The radium-contaminated wells were located at Brookfield Square, a parcel of land near an upscale shopping mall. The combination of location, space constraints and a short timeline created special challenges for the installation of a water treatment system and the design and construction of a facility to house the system.

Brookfield’s objectives for the project were:

  • Remove the radium to meet or exceed EPA requirements
  • Install a water treatment system that fit within space constraints
  • Build a facility appropriate for the architectural surroundings, and
  • Bring the water treatment system online by the extended compliance deadline of Dec. 8, 2006.

The Solution

Brookfield water utility engineers reviewed the new Z-88® radium-removal process developed by Water Remediation Technology, LLC (WRT), along with a number of other water treatment processes including hydrous manganese oxide, reverse osmosis and ion exchange.

WRT systems are proprietary technologies that remove radium, uranium, barium, nitrates, arsenic, ammonia and other select contaminants from water or wastewater.

The Brookfield analysis showed the radium removal process was able to meet the city’s objectives and offer several advantages. The Z-88® radium-removal system is proven to remove radium to levels that meet EPA requirements and to levels typically well below the maximum allowed. Brookfield officials conducted independent tests on the contaminated wells to verify the system’s capability.

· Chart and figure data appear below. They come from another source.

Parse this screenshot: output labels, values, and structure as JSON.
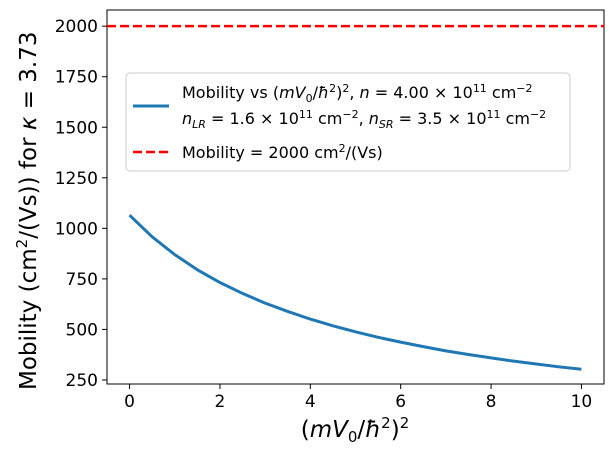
{
  "chart_data": {
    "type": "line",
    "title": "",
    "xlabel_parts": {
      "open": "(",
      "mv": "mV",
      "sub0": "0",
      "slash": "/",
      "hbar": "ħ",
      "sup2a": "2",
      "close": ")",
      "sup2b": "2"
    },
    "ylabel_parts": {
      "pre": "Mobility (cm",
      "sup": "2",
      "post": "/(Vs)) for  ",
      "kappa": "κ",
      "eq": " = 3.73"
    },
    "xlim": [
      -0.5,
      10.5
    ],
    "ylim": [
      230,
      2080
    ],
    "xticks": [
      0,
      2,
      4,
      6,
      8,
      10
    ],
    "xtick_labels": [
      "0",
      "2",
      "4",
      "6",
      "8",
      "10"
    ],
    "yticks": [
      250,
      500,
      750,
      1000,
      1250,
      1500,
      1750,
      2000
    ],
    "ytick_labels": [
      "250",
      "500",
      "750",
      "1000",
      "1250",
      "1500",
      "1750",
      "2000"
    ],
    "grid": false,
    "legend_position": "upper-center",
    "series": [
      {
        "name": "Mobility vs (mV0/ħ²)², n = 4.00×10¹¹ cm⁻², nLR = 1.6×10¹¹ cm⁻², nSR = 3.5×10¹¹ cm⁻²",
        "color": "#1f77b4",
        "style": "solid",
        "x": [
          0,
          0.5,
          1,
          1.5,
          2,
          2.5,
          3,
          3.5,
          4,
          4.5,
          5,
          5.5,
          6,
          6.5,
          7,
          7.5,
          8,
          8.5,
          9,
          9.5,
          10
        ],
        "y": [
          1065,
          958,
          870,
          795,
          732,
          678,
          630,
          589,
          551,
          518,
          488,
          461,
          437,
          415,
          394,
          376,
          359,
          343,
          329,
          315,
          303
        ]
      },
      {
        "name": "Mobility = 2000 cm²/(Vs)",
        "color": "#ff0000",
        "style": "dashed",
        "x": [
          -0.5,
          10.5
        ],
        "y": [
          2000,
          2000
        ]
      }
    ],
    "legend": {
      "entry1_line1": {
        "pre": "Mobility vs ",
        "open": "(",
        "mv": "mV",
        "sub0": "0",
        "slash": "/",
        "hbar": "ħ",
        "sup2a": "2",
        "close": ")",
        "sup2b": "2",
        "comma": ", ",
        "n": "n",
        "eq": " = 4.00 × 10",
        "exp": "11",
        "unit": " cm",
        "unit_exp": "−2"
      },
      "entry1_line2": {
        "n1": "n",
        "sub1": "LR",
        "val1": " = 1.6 × 10",
        "exp1": "11",
        "unit1": " cm",
        "uexp1": "−2",
        "sep": ",  ",
        "n2": "n",
        "sub2": "SR",
        "val2": " = 3.5 × 10",
        "exp2": "11",
        "unit2": " cm",
        "uexp2": "−2"
      },
      "entry2": {
        "pre": "Mobility = 2000 cm",
        "sup": "2",
        "post": "/(Vs)"
      }
    }
  }
}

The WRT system could be installed and operated reliably within the site’s constraints. The dual-stage treatment vessel containing the two treatment media compartments is compact, yet the system has a total well-pumping capacity of 1,200 gal per minute—more than adequate for Brookfield’s demand.

In addition, no systems are needed for chemical feed, handling or storage, minimizing space requirements so the aesthetics of the site would not be impacted. Because of the efficient design, the system is easy to operate.

“The other water treatment processes were more difficult to operate and resulted in either waste of water or waste streams we did not want to deal with,” said Tom Grisa, director of public works for the city of Brookfield.

In fact, the treatment process produces no liquid waste—the removed radium is not deposited on the land or returned to the community in any way. Radium-contaminated water passes through a fluidized bed of mineral-based treatment media, and residuals are disposed of in a facility licensed and permitted for low-level radioactive waste.

The process ensures the local environment will not be adversely affected. In addition, WRT technicians exchange the treatment media as required and dispose of the residuals in a licensed facility. Ownership of the spent media is transferred to the disposal site. As a result, Brookfield would not need to hire additional specialized employees, nor would there be legal implications for the city over the life of the spent media. Safe disposal is a key focus. The objective is to not only to clean water of contaminants so that it is safe to drink but also to keep the earth clean by using safe disposal methods in a licensed facility.

Following review, Brookfield officials chose the Z-88 radium-removal system. A 20-year contract was negotiated to safely remove radium from drinking water and dispose of residual media.

Compliance Deadline Ahead

After selection of the water treatment technology was completed, the facility needed to be designed and built and the treatment system needed to be installed and tested. One year remained before the compliance deadline.

Short Elliott Hendrickson, Inc. designed the site’s building structure—a 650-sq-ft, three-story building with a removable roof—in three months. In early September 2006, ground-breaking was held and T.V. John and Son, Inc. began construction.

Once the building structure was in place, WRT installed the water treatment equipment and startup, and testing of the water treatment system was completed.

Brookfield’s new water treatment system received approval from the Wisconsin Department of Natural Resources on Dec. 7, 2006, meeting the EPA compliance deadline with one day to spare.

Since completion, this groundwater well site has produced water that is well below the EPA’s maximum allowable radium levels.